De volgende informatie is gebaseerd op het boek ‘Van Republiek tot Koninkrijk, de vormende jaren van Anton Reinhard Falck’ door D. van der Horst.
Over de eerste dagen van het bevrijde Holland.
Toen op 2 december 1813 de Prins van Oranje feestelijk werd ingehaald in Amsterdam, vormde het kozakkenregiment van generaal Alexander von Benckendorff een erewacht op de Dam. Wanneer de prins dan even later op het bordes verschijnt om zich door een uitzinnige, met oranje kokardes getooide menigte toe te laten juichen, wordt hij, heel symbolisch, geflankeerd door de Engelse ambassadeur en de Russische generaal von Benckendorff.

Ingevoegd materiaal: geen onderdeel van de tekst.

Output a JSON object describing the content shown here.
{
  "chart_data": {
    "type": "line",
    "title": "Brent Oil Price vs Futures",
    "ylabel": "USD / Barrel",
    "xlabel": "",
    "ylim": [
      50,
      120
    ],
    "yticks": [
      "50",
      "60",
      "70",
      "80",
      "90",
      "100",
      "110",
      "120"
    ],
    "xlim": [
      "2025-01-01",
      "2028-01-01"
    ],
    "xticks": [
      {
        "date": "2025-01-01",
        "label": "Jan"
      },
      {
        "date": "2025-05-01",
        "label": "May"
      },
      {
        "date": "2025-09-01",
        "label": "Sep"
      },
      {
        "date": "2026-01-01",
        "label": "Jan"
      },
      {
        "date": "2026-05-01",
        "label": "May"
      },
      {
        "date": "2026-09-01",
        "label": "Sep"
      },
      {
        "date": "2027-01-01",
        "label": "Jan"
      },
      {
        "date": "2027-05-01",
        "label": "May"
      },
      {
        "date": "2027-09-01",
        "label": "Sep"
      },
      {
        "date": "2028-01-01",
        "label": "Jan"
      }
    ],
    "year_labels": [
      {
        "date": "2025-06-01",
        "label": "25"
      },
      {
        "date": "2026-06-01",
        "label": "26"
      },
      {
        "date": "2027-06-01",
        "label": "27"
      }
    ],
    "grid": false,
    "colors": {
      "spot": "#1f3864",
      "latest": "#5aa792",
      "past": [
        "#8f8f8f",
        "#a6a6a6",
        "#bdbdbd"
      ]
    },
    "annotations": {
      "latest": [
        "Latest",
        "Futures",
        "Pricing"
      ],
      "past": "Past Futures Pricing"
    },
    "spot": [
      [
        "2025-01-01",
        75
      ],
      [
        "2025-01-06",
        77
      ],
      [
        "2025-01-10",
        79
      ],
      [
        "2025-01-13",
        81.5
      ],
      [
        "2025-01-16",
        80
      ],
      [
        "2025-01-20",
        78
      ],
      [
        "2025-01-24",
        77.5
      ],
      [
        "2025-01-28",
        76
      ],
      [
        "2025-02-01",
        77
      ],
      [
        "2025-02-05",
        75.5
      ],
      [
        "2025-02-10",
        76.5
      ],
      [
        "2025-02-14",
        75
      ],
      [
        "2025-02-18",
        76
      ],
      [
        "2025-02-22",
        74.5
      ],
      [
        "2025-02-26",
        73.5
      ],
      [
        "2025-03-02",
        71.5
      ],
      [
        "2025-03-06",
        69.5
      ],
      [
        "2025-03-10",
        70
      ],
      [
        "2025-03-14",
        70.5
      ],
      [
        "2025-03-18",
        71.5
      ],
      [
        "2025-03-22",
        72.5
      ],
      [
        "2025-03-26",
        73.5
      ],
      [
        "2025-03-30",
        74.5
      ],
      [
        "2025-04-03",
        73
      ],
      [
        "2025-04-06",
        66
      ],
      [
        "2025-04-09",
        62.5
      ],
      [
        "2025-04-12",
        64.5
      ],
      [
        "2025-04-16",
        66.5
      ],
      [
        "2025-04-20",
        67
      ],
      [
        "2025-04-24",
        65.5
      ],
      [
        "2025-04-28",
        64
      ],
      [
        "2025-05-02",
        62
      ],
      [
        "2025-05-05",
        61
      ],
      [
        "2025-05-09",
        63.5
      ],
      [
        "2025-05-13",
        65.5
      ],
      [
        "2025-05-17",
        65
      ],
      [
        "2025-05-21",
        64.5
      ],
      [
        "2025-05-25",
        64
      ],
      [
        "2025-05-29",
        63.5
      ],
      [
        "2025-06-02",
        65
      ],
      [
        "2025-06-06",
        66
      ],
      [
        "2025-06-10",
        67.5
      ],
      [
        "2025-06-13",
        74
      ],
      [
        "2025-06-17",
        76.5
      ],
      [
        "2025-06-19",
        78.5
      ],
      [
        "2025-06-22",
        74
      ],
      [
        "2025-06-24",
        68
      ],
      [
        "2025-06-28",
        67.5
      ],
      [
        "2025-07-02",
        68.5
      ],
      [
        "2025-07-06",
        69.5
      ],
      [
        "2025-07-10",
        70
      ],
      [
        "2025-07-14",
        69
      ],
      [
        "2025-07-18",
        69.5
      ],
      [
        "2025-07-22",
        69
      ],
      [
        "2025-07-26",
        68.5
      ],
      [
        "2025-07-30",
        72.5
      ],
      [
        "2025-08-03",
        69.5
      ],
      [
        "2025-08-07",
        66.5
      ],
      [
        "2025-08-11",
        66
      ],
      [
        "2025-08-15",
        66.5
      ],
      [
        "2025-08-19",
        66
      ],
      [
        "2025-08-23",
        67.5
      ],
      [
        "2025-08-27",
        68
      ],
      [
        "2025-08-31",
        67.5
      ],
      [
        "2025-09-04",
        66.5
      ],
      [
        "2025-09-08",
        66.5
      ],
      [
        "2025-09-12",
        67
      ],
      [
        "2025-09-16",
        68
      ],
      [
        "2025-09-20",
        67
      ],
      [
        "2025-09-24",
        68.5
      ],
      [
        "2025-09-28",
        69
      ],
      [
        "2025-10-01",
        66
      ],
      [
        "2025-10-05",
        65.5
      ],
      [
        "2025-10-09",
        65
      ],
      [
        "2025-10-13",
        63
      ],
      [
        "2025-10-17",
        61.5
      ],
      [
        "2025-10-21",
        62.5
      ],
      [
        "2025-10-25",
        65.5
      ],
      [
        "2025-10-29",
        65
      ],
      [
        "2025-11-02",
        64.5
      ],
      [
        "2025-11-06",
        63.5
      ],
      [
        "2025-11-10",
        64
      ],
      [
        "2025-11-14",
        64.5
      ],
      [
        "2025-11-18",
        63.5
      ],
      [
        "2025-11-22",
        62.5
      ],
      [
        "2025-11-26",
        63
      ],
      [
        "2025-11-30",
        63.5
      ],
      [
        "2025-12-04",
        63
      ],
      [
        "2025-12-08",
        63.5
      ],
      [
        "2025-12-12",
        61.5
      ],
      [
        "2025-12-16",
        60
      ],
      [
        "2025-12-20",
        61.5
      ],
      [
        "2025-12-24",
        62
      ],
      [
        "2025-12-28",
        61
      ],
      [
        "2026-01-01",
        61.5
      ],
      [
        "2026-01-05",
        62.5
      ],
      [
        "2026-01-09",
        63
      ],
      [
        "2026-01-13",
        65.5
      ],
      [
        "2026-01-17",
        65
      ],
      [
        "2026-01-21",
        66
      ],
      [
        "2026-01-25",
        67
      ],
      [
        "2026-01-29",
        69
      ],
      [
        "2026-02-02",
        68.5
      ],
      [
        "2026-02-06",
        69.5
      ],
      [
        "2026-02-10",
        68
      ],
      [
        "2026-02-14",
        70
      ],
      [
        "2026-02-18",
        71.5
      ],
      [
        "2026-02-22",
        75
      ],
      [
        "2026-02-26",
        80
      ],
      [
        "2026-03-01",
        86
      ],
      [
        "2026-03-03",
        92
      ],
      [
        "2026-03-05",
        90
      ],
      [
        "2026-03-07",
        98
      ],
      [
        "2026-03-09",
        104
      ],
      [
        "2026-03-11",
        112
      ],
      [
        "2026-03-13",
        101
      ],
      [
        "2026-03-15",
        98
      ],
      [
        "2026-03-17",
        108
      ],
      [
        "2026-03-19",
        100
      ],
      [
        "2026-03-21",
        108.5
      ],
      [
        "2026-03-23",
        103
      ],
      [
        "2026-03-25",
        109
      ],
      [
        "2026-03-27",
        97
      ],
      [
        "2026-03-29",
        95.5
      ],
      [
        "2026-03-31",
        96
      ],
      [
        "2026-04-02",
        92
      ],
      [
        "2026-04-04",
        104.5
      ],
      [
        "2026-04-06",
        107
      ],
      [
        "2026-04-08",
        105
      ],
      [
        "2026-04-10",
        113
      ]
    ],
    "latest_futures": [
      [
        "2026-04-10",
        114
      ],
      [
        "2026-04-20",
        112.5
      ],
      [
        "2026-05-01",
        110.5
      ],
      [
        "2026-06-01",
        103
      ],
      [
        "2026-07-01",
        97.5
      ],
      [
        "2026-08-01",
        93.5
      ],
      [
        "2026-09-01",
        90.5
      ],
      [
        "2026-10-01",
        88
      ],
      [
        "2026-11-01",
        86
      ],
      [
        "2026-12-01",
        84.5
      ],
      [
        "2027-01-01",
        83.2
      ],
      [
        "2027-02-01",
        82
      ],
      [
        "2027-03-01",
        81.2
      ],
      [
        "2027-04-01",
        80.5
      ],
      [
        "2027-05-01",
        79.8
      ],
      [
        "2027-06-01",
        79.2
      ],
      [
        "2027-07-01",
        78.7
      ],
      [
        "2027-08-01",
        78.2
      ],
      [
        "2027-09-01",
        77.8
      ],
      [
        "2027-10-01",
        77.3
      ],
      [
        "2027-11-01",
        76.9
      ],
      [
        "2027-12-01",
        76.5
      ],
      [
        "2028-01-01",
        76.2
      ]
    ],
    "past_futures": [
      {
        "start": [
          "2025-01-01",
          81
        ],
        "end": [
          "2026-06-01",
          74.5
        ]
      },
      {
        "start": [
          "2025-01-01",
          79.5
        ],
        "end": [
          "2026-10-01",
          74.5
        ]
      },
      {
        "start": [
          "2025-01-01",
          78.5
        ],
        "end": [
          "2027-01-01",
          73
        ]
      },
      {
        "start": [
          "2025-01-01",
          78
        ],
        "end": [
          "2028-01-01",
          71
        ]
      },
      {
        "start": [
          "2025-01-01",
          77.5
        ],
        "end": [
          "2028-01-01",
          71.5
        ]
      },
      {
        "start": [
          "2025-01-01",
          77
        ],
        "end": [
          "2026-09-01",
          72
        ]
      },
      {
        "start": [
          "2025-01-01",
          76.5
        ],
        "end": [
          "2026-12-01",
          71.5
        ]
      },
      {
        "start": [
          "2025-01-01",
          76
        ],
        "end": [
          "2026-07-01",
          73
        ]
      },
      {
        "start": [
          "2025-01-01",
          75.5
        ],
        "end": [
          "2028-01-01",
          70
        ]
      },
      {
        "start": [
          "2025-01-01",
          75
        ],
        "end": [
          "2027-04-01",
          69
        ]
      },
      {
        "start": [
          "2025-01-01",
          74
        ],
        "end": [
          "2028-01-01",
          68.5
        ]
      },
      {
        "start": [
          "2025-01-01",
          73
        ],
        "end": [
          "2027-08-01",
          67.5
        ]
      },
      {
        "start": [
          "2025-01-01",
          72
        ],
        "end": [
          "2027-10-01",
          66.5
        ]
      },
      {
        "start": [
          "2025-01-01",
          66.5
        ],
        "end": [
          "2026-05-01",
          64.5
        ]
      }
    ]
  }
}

De gebeurtenissen in de dagen rond de bevrijding van Amsterdam van de Franse troepen door de Kozakken lezen als een spannend jongensboek. Het dagboek van generaal Alexander von Benckendorff vormt daar een van de bronnen voor.
Hij beschrijft hoe hij tegen de voorschriften van zijn meerdere in, toch besluit de IJssel over te steken en door te stoten naar Amsterdam. Met een klein regiment kozakken gaat hij aan boord van een aantal schepen in Harderwijk en vaart ’s nachts over de Zuiderzee, zover mogelijk van het Muiderslot vandaan, waar een Frans regiment zich heeft verschanst, naar Amsterdam. Daar aangekomen, ontmoet hij commandant Krayenhoff, die rond laat bazuinen dat er wel 6000 Kozakken voor Amsterdam liggen (in werkelijkheid een paar honderd man). De Franse generaal Molitor trekt zich met zijn troepen terug naar Utrecht.
In Amsterdam hebben opstandige burgers onder leiding van een oud-marine officier, Job May, een aantal Franse belastingkantoren, de zg. douanehuisjes, op verschillende plaatsen in de stad in brand gestoken. De stemming onder de bevolking wordt steeds rebelser, maar het stadsbestuur durft nog geen stelling te nemen en blijft zich achter het Franse gezag (dat er in feite niet meer is) verschuilen. Dan ziet de jonge commandant van de Nationale Garde, Anton Falck, tevens lid van sociëteit Doctrina et Amicitiae (later opgegaan in de ‘Industrieele Groote Club’), op 23 november kozakken door de Leidsestraat lopen.
Het tij is definitief gekeerd: De Prins van Oranje landt op Scheveningen en wordt in Den Haag verwelkomd door de voorlopige nieuwe regering, het Driemanschap van Hoogendorp, van Duyn van Maasdam en van Limburg Stirum. Na zijn stormachtige onthaal in Amsterdam, stemt Willem Frederik erin toe zich tot Souverein vorst te laten uitroepen, binnen constitutionele grenzen.